Шрифт:
Марина Цветаева много пишет (это хорошо) и много печатает (это хуже) прозой: дневники, мемуары, афоризмы. Это не столько творчество, сколько деятельность. О деятельности поэтов говорить не очень интересно. Мне кажется, что все эти дневники с большим успехом могла бы опубликовать впоследствии их неизменная соучастница и героиня Аля. Это не значит, что они лишены интереса или таланта. Это лишь значит, что им не повредило бы отстояться в письменном столе. Обычная ошибка поэтов, думающих, что прозой писать легче, чем стихами (в действительности наоборот), и что прозаическое сырье можно печатать без особого стеснения 391 .
391
Осоргин М. Поэт Марина Цветаева.
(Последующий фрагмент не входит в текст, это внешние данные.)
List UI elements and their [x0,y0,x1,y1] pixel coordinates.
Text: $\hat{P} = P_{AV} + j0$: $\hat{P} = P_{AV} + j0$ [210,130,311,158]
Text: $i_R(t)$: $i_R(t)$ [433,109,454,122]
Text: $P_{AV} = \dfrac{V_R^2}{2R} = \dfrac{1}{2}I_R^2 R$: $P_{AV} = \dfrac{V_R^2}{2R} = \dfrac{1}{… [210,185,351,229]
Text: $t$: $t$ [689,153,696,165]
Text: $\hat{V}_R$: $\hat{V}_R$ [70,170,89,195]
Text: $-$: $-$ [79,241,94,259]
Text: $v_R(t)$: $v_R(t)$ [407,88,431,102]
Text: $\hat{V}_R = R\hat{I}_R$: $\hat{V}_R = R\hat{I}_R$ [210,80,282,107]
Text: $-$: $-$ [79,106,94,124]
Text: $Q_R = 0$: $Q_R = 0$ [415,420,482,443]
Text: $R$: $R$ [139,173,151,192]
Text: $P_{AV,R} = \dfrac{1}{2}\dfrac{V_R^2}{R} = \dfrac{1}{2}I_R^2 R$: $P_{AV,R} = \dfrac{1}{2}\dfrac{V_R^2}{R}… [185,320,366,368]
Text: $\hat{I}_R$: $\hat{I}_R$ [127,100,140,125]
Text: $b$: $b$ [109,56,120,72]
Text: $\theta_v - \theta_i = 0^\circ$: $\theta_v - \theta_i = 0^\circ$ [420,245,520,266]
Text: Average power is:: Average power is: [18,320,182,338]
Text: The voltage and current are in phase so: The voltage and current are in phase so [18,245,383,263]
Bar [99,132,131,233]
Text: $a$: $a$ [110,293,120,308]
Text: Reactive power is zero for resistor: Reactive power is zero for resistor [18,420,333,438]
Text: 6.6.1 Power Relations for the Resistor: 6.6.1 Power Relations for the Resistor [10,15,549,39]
С. 3.
Откликаясь на уже появившиеся к тому времени в печати обработанные фрагменты революционных дневников Цветаевой, Осоргин невольно указал на проблематичный статус приватных или маргинальных жанров в русской литературной традиции. «Афоризм вообще – сомнительная литературная форма. Она простительна Ф. Степуну, как философу; она непозволительна поэту Марине Цветаевой, истощающей в ней все заряды своих записных книжек» 392 , – настаивал Осоргин чуть ранее, в рецензии на первый номер журнала «Благонамеренный». Таким образом, прозаический репертуар и манера Цветаевой еще до появления «Поэта о критике» признавались критиком не вполне приличествующими литературе: это было «прозаическое сырье» или «сомнительные литературные формы». «Поэт о критике» лишь довершил картину, обнаружив для литератора Осоргина, что незнание норм и правил прозаического письма зашло у его «любимого поэта» так далеко.
392
Мих. Ос. [Осоргин М.] [Рец.] Благонамеренный. Журнал русской литературной культуры. Кн. 1. Брюссель, 1926 // Современные записки. 1926. № 27. С. 566.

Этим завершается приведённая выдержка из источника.